In search of greater stability and opportunities, many Nigerians continue to migrate to countries like the United States and the United Kingdom.
While these moves are usually seen as a brain drain, especially given the country’s current challenges, Nigerians abroad still remain deeply connected to home, contributing to the country’s economy through remittances.
According to the Central Bank of Nigeria‘s Balance of Payments (BOP) report, personal remittances surged to $20.93 billion in 2024, with International Money Transfer Operators (IMTOs) accounting for $4.73 billion of this total.
This represents a 43.5% increase in IMTO inflows from $3.30 billion in 2023, while overall personal remittances grew by 8.9% year-on-year.
Remittances—comprising both cash and non-cash transfers—flow into Nigeria through formal channels such as electronic transfers, as well as informal means like hand-carried cash or goods.

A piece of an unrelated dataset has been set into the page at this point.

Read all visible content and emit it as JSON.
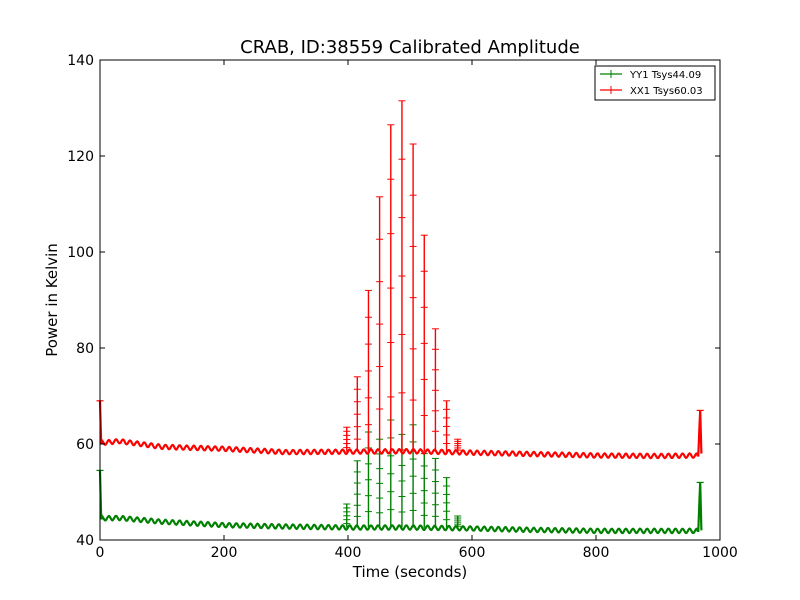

These funds, typically sent to family, friends, or for business purposes, are essential in supporting livelihoods and driving economic activity across the country.
Beyond personal use, diaspora remittances are also a vital source of foreign exchange, boosting Nigeria’s external reserves, which rose by $6.8 billion to $40.19 billion.
These reserves are used to fund investments, finance education, service debt, and promote overall economic growth.
Nigerians in the diaspora also play a role in grassroots development by funding community projects—such as schools, healthcare centres, and clean water facilities—particularly in underserved local areas.
Many also invest in small and medium-scale enterprises (SMEs) back home, enabling job creation and contributing to poverty reduction.
Though emigration is usually viewed as a consequence of Nigeria’s internal struggles, the financial inflows from abroad are proving to be a valuable economic lifeline—showing that the Nigerian diaspora remains a strong advantage for national development.